806 Understanding forecast errors in extreme precipitation events in the Southeast U.S

Wednesday, 9 January 2013
Exhibit Hall 3 (Austin Convention Center)
Kelly M. Mahoney, CIRES/Univ. of Colorado, Boulder, CO; and B. J. Moore, E. Sukovich, and R. Cifelli

Handout (5.1 MB)

The NOAA Hydrometeorology Testbed (HMT) aims to foster the transition of research advances into forecasting operations based on observation- and model-based studies of precipitation and meteorological conditions that can lead to flooding. The Southeast U.S. is the location of the HMT's newest regional field program.

The objective of this work is to elucidate the salient challenges in forecasting extreme precipitation events in the Southeast U.S. for both numerical weather prediction (NWP) models and human forecasters. While human forecasters rely on NWP model guidance for many aspects of a weather forecast, it is the human recognition of local conditions, model error and bias, and past experience that is often most critical to successful forecasts of high-impact events. Therefore, improving both NWP guidance and forecaster awareness is key to improving the precipitation forecast.

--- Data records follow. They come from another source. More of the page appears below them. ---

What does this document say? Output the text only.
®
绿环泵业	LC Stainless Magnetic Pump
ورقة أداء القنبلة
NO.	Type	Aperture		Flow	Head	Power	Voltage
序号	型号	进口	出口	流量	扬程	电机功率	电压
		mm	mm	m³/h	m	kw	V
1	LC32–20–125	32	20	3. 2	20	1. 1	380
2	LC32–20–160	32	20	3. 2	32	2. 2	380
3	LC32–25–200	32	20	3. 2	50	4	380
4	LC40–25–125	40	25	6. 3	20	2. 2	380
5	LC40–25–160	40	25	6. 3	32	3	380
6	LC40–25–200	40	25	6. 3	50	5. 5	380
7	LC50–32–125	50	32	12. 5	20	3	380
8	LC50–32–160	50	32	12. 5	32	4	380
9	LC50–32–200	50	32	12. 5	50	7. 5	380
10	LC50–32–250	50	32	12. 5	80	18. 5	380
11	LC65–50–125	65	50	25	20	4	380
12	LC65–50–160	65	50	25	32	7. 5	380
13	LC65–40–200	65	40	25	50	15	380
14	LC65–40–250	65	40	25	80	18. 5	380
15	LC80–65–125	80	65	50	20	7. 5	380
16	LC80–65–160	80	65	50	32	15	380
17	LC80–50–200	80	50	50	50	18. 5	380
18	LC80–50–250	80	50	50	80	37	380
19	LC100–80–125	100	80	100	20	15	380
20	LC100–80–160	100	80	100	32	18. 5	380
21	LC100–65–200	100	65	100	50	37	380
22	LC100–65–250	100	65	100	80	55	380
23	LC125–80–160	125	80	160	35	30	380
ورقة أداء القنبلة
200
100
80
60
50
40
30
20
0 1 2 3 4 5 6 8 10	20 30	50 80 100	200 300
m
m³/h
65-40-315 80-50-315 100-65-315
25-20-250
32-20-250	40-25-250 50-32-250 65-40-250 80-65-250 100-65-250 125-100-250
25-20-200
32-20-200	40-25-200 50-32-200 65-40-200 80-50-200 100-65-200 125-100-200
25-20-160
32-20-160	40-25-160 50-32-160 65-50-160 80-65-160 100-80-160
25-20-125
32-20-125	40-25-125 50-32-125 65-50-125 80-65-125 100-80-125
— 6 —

The Southeast U.S. experiences extreme precipitation from a number of different phenomena, making quantitative precipitation forecasting (QPF) in this region especially challenging. As an initial step toward improving predictive capabilities, preliminary model-based experiments have been conducted on select heavy rainfall events in this region. Analysis of these experiments focuses on improved understanding of the forecast errors for events with the lowest skill, and also examines possible connections between specific forecast challenges and key environmental fields (e.g., CAPE, shear, precipitable water) and event characteristics (e.g., system size, duration, strong/weak moisture transport).

Simulations are generated in two ways. First, extreme event composite fields serve as initial conditions in order to examine a “generalized” extreme event environment. Second, select case studies are simulated and examined in more detail to diagnose operational forecast successes and challenges. Specifically, the flooding that affected the Atlanta, GA region in 2009 and the Nashville, TN region in 2010 will be highlighted, and key features and forecast challenges associated with each event will be contrasted.

The results of these experiments are intended to facilitate forecaster identification and understanding of particularly challenging forecast scenarios, and also to better understand existing NWP model challenges associated with such scenarios. The transition of this research to operations will be made through both standard, ongoing discussion and documentation, and also via more innovative R2O techniques such as realtime and/or retrospective forecaster experiments. Findings will also be useful toward improving and refining NWP numerical models in development.